When the system you created to manage your workload becomes the work that you do, you have a problem – unless you can seriously monetize it. I am going to go out on a limb and say that the system that now takes a majority of your time to keep going is probably not going to be that valuable to others. I am sitting here at my desk, going through, for the 1,000th time, my task management system.

I have an answer for everything. I have the perfect task management system—unfailable perfection. I am very proud of what I have built. Nothing slips through the cracks, and I only touch incoming items once. David Allen would be proud of my process. I have taken his GTD process to the next level with the latest enhancements in automation, AI, and visualized workflows.

I have a great dashboard view into all the work that I am doing, or need to be doing, or should be doing, or perhaps will eventually be done. If I am going to be honest, that do someday section is growing every day. I will probably close my eyes one day, hit delete on that container, and say goodbye to all my good intentions.

However, I have to be even more honest and admit that my perfect system has to be rebuilt every few days. I fall behind, and things get out of order. My zero-inbox religious creed all too often becomes a sin of omission. My sins stack up and start to increment exponentially, and then I wake up with the resolve to clean my sins and process through everything and rebuild back to perfection.

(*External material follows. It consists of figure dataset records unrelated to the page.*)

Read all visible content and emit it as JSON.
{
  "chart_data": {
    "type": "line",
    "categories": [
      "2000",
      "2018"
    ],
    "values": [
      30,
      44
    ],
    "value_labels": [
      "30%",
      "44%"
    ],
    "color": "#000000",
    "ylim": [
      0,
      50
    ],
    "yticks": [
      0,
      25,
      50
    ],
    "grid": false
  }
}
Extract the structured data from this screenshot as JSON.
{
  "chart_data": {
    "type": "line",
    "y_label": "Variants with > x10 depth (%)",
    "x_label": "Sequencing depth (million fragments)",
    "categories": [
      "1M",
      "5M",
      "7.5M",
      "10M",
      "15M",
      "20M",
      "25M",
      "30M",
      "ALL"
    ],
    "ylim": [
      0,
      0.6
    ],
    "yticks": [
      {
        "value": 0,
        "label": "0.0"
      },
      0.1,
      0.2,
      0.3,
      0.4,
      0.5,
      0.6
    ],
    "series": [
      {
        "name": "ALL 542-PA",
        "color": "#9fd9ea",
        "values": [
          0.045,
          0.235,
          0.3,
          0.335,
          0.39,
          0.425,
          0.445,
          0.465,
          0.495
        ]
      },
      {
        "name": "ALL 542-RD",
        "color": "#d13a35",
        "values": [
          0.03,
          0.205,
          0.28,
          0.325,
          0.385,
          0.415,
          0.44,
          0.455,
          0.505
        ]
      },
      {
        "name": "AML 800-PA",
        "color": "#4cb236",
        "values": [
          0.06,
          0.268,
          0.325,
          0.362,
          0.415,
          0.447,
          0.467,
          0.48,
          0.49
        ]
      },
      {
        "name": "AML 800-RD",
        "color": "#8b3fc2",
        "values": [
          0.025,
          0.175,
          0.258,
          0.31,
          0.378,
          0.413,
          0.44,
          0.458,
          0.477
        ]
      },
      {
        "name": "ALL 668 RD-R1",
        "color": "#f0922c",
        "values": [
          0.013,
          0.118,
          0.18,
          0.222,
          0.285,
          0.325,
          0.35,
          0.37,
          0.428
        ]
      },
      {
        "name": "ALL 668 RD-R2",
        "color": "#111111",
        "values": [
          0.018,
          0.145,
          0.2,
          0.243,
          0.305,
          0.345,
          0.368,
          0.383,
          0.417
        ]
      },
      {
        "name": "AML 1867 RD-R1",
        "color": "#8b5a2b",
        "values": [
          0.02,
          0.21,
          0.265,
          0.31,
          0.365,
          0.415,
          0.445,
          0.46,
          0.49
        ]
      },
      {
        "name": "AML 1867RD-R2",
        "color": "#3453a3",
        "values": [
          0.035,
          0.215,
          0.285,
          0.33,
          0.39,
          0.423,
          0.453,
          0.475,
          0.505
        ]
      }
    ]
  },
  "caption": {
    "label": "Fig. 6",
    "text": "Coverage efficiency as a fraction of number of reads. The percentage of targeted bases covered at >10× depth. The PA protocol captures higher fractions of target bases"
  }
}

However, when I take on new work, I get really busy. I have too many phone calls going on, and task management work becomes a low priority. Honestly, working IN the system was not as exciting as working ON the system when I built the holy grail of task management consoles. Kid you not, my tasks management system is an interconnected working of at least 8 tools, utilities, and SAAS applications. This is my getting things done stack and I am awesome at this.

What I should do is quit my day job and start recording videos on how to create the perfect task management system. Then, I could spread my religion to others, who could also fall under the hypnotic spell of doing anything and everything EXCEPT the work that they are actually supposed to be doing. I could get a bunch of people to sign up for my course, pay me a recurring fee, and they could join me in the ultimate diversionary tactic of avoiding work.

When the system becomes the work, it is time to reevaluate it. So that is what I have done today. I trashed the whole process, and now I have created a new system. I have sticky notes from 3M on my desk. When I am done with the task, I get the rewarding feeling of crumbling one of them up. I am not allowed to start the day with more than 10.

I have only completed one task so far today, at least one more than I did yesterday. Thus, the new “system” is already 100% an improvement on the perfect one.